Enorme. Todavía se mantiene el culto a la extensión, como en los
best sellers. Conocí a una señora que no compraba un libro que
tuviera menos de mil hojas.
-Así, su literatura escapa de las grandes
extensiones...
-A partir de un momento determinado, hay una parte de la literatura
marginal que tiende la laconismo, a la brevedad. Es una corriente
que existe en Europa, aunque en España tiene poca representación.
Existió sobre todo durante la República. Yo pertenezco a una
tradición fragmentaria, antigua, que viene de Heráclito y que
también se encuentra dentro de la literatura romántica. Por eso
hice el libro «Efigies», para realizar un compendio de aforismos.
Aquí se les confunde con las máximas y no tienen nada que ver con
ellas. El pensamiento del aforista debe tener alas.
-¿Es esta la libertad que impera en su
escritura?
-Tomo una posición poética y crítica ante muchas cosas. Creo en la
máxima de Confucio que dice que los concisos nunca se equivocan.
Por eso no tengo la misma admiración hacia la novela que muchos
tienen. El estilo profuso nos lleva a la confusión.
-¿Aforismos y poesía acercan al lector a
Cotiledònia?
-Claro. Son historias cortas que, con un aire lúdico, se acercan al
aforismo. Esto te permite asomarte al disparate, ya que romper con
la lógica es siempre romper con lo serio, lo absoluto. La palabra
se convierte en una especie de sonido. En «Viaje a Cotiledònia»,
primero inventaba la palabra y después la historia.
-A pesar de este aspecto lúdico, nunca ha dejado de lado
a la crítica.
-Es una crítica que llevo dentro mí y la muestro a mi manera. El
realismo es menos artístico. Mi concepción del mundo rompió con la
filosofía occidental y se interesó por la oriental y por la Biblia
de una forma distinta a la ortodoxa. Por eso reescribí la historia
de Jonàs y diserté sobre el Apocalipsis. Lejos de lo que piensan
algunas sectas, éste no es un libro que anuncia una profecía, si no
una denuncia de la civilización monstruosa y mercantilista que no
somos capaces de mejorar, la gran Babilonia, la gran prostituta que
ya explicó Dante. Tenemos la sensación de vivir debajo de alguna
cosa que nos amenaza y adelanta el derrumbamiento de la
sociedad.
-¿Por eso prefiere la sencillez?
-Sí, como la filosofía taoista. Ya lo digo a mi «Diccionario de
signos», citando a Lao Tse en su forma de entender: «Percibir lo
más pequeño. Aquí teneis la clarividencia». Eso no quiere decir que
me pase desapercibida la magnitud de ciertos problemas. Es como la
astrología. Siempre me han interesado los lenguajes entendibles
fuera de la conceptualidad. El hermetismo porque sí es una
tontería. Puedo decir sin vanidad que nunca he aspirado al éxito.
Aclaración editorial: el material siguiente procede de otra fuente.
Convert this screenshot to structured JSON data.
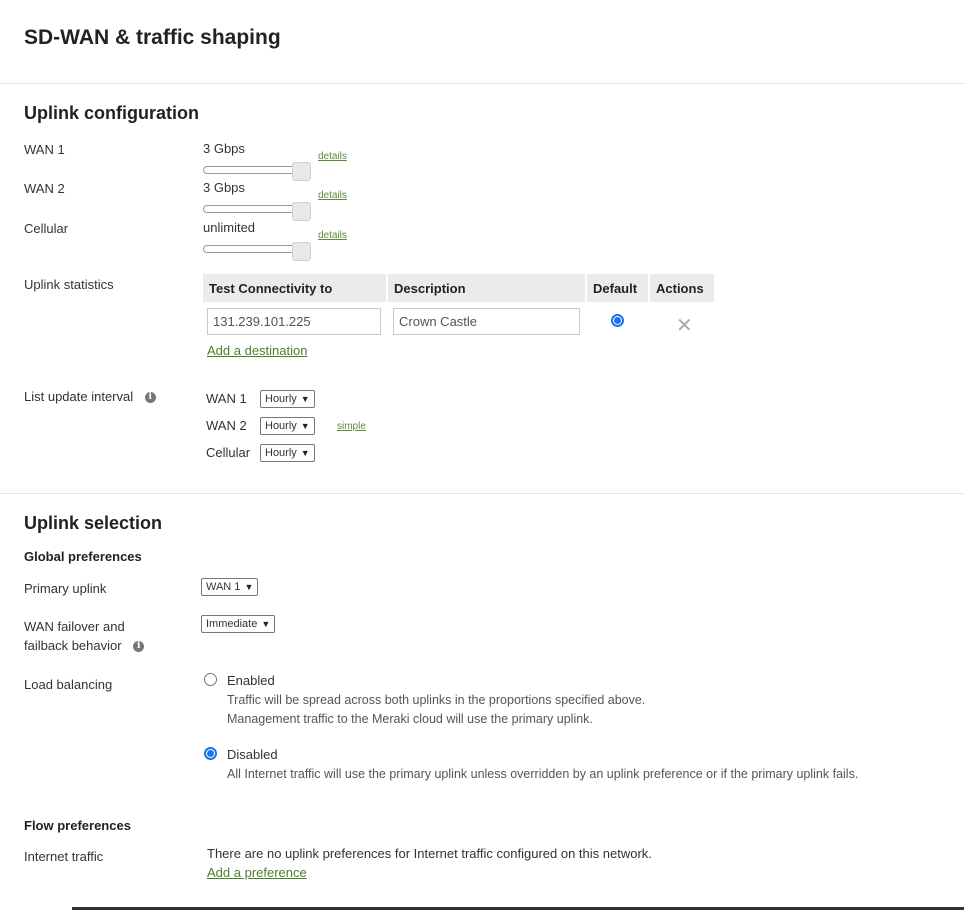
{
  "page": {
    "title": "SD-WAN & traffic shaping"
  },
  "uplink_configuration": {
    "heading": "Uplink configuration",
    "bandwidth": [
      {
        "label": "WAN 1",
        "value": "3 Gbps",
        "details_link": "details",
        "slider_level": 1.0
      },
      {
        "label": "WAN 2",
        "value": "3 Gbps",
        "details_link": "details",
        "slider_level": 1.0
      },
      {
        "label": "Cellular",
        "value": "unlimited",
        "details_link": "details",
        "slider_level": 1.0
      }
    ],
    "uplink_statistics": {
      "label": "Uplink statistics",
      "columns": [
        "Test Connectivity to",
        "Description",
        "Default",
        "Actions"
      ],
      "rows": [
        {
          "destination": "131.239.101.225",
          "description": "Crown Castle",
          "default": true
        }
      ],
      "add_link": "Add a destination"
    },
    "list_update_interval": {
      "label": "List update interval",
      "rows": [
        {
          "label": "WAN 1",
          "value": "Hourly"
        },
        {
          "label": "WAN 2",
          "value": "Hourly"
        },
        {
          "label": "Cellular",
          "value": "Hourly"
        }
      ],
      "simple_link": "simple"
    }
  },
  "uplink_selection": {
    "heading": "Uplink selection",
    "global_preferences": {
      "heading": "Global preferences",
      "primary_uplink": {
        "label": "Primary uplink",
        "value": "WAN 1"
      },
      "failover": {
        "label_line1": "WAN failover and",
        "label_line2": "failback behavior",
        "value": "Immediate"
      },
      "load_balancing": {
        "label": "Load balancing",
        "options": [
          {
            "label": "Enabled",
            "selected": false,
            "description": [
              "Traffic will be spread across both uplinks in the proportions specified above.",
              "Management traffic to the Meraki cloud will use the primary uplink."
            ]
          },
          {
            "label": "Disabled",
            "selected": true,
            "description": [
              "All Internet traffic will use the primary uplink unless overridden by an uplink preference or if the primary uplink fails."
            ]
          }
        ]
      }
    },
    "flow_preferences": {
      "heading": "Flow preferences",
      "internet_traffic": {
        "label": "Internet traffic",
        "message": "There are no uplink preferences for Internet traffic configured on this network.",
        "add_link": "Add a preference"
      }
    }
  }
}
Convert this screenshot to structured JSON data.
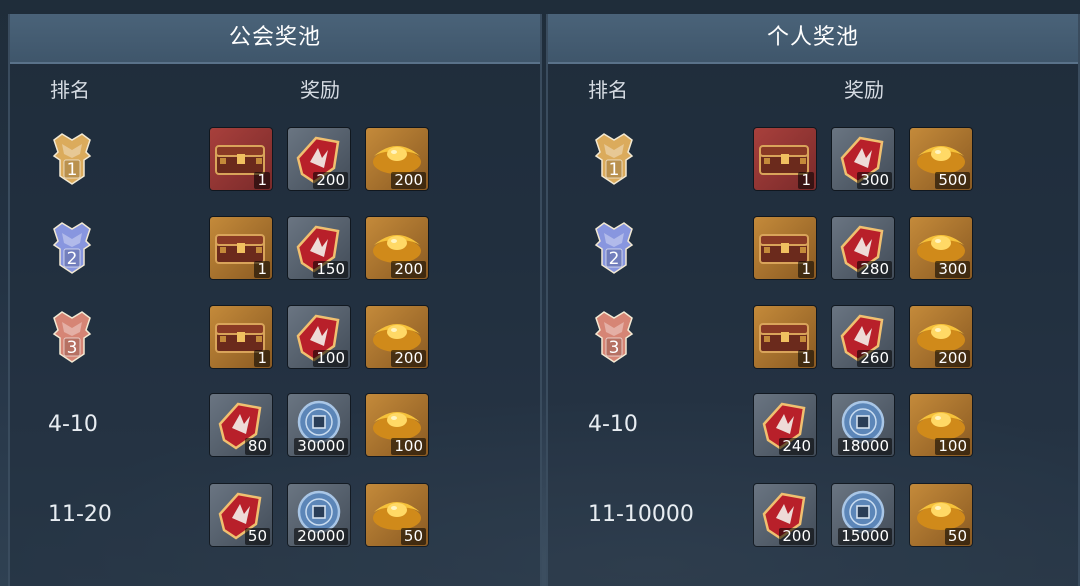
{
  "panels": [
    {
      "title": "公会奖池",
      "rank_header": "排名",
      "reward_header": "奖励",
      "rows": [
        {
          "rank": "1",
          "rank_type": "badge",
          "badge_color": "#e6b25e",
          "items": [
            {
              "icon": "chest",
              "qty": "1",
              "bg": "red"
            },
            {
              "icon": "scroll",
              "qty": "200",
              "bg": "gray"
            },
            {
              "icon": "gold",
              "qty": "200",
              "bg": "gold"
            }
          ]
        },
        {
          "rank": "2",
          "rank_type": "badge",
          "badge_color": "#8e9ce8",
          "items": [
            {
              "icon": "chest",
              "qty": "1",
              "bg": "gold"
            },
            {
              "icon": "scroll",
              "qty": "150",
              "bg": "gray"
            },
            {
              "icon": "gold",
              "qty": "200",
              "bg": "gold"
            }
          ]
        },
        {
          "rank": "3",
          "rank_type": "badge",
          "badge_color": "#e08a78",
          "items": [
            {
              "icon": "chest",
              "qty": "1",
              "bg": "gold"
            },
            {
              "icon": "scroll",
              "qty": "100",
              "bg": "gray"
            },
            {
              "icon": "gold",
              "qty": "200",
              "bg": "gold"
            }
          ]
        },
        {
          "rank": "4-10",
          "rank_type": "text",
          "items": [
            {
              "icon": "scroll",
              "qty": "80",
              "bg": "gray"
            },
            {
              "icon": "coin",
              "qty": "30000",
              "bg": "gray"
            },
            {
              "icon": "gold",
              "qty": "100",
              "bg": "gold"
            }
          ]
        },
        {
          "rank": "11-20",
          "rank_type": "text",
          "items": [
            {
              "icon": "scroll",
              "qty": "50",
              "bg": "gray"
            },
            {
              "icon": "coin",
              "qty": "20000",
              "bg": "gray"
            },
            {
              "icon": "gold",
              "qty": "50",
              "bg": "gold"
            }
          ]
        }
      ]
    },
    {
      "title": "个人奖池",
      "rank_header": "排名",
      "reward_header": "奖励",
      "rows": [
        {
          "rank": "1",
          "rank_type": "badge",
          "badge_color": "#e6b25e",
          "items": [
            {
              "icon": "chest",
              "qty": "1",
              "bg": "red"
            },
            {
              "icon": "scroll",
              "qty": "300",
              "bg": "gray"
            },
            {
              "icon": "gold",
              "qty": "500",
              "bg": "gold"
            }
          ]
        },
        {
          "rank": "2",
          "rank_type": "badge",
          "badge_color": "#8e9ce8",
          "items": [
            {
              "icon": "chest",
              "qty": "1",
              "bg": "gold"
            },
            {
              "icon": "scroll",
              "qty": "280",
              "bg": "gray"
            },
            {
              "icon": "gold",
              "qty": "300",
              "bg": "gold"
            }
          ]
        },
        {
          "rank": "3",
          "rank_type": "badge",
          "badge_color": "#e08a78",
          "items": [
            {
              "icon": "chest",
              "qty": "1",
              "bg": "gold"
            },
            {
              "icon": "scroll",
              "qty": "260",
              "bg": "gray"
            },
            {
              "icon": "gold",
              "qty": "200",
              "bg": "gold"
            }
          ]
        },
        {
          "rank": "4-10",
          "rank_type": "text",
          "items": [
            {
              "icon": "scroll",
              "qty": "240",
              "bg": "gray"
            },
            {
              "icon": "coin",
              "qty": "18000",
              "bg": "gray"
            },
            {
              "icon": "gold",
              "qty": "100",
              "bg": "gold"
            }
          ]
        },
        {
          "rank": "11-10000",
          "rank_type": "text",
          "items": [
            {
              "icon": "scroll",
              "qty": "200",
              "bg": "gray"
            },
            {
              "icon": "coin",
              "qty": "15000",
              "bg": "gray"
            },
            {
              "icon": "gold",
              "qty": "50",
              "bg": "gold"
            }
          ]
        }
      ]
    }
  ]
}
Como dijo Pío Baroja, son las mujeres las que lo quieren. Soy muy
sincero y escribo lo que siento.
-Después de toda una vida dedicado a la docencia de la
filosofía, ¿cómo ve el mundo?
-No he llegado a ninguna conclusión definitiva. Todo lo que pasa es
parte del ciclo judeocristiano que tiene que consumarse. El mundo
nunca se reducirá por la vía material y, para mí, el progreso
siempre se escribirá en minúscula. Mallorca es un buen ejemplo de
los resultados de este ciclo.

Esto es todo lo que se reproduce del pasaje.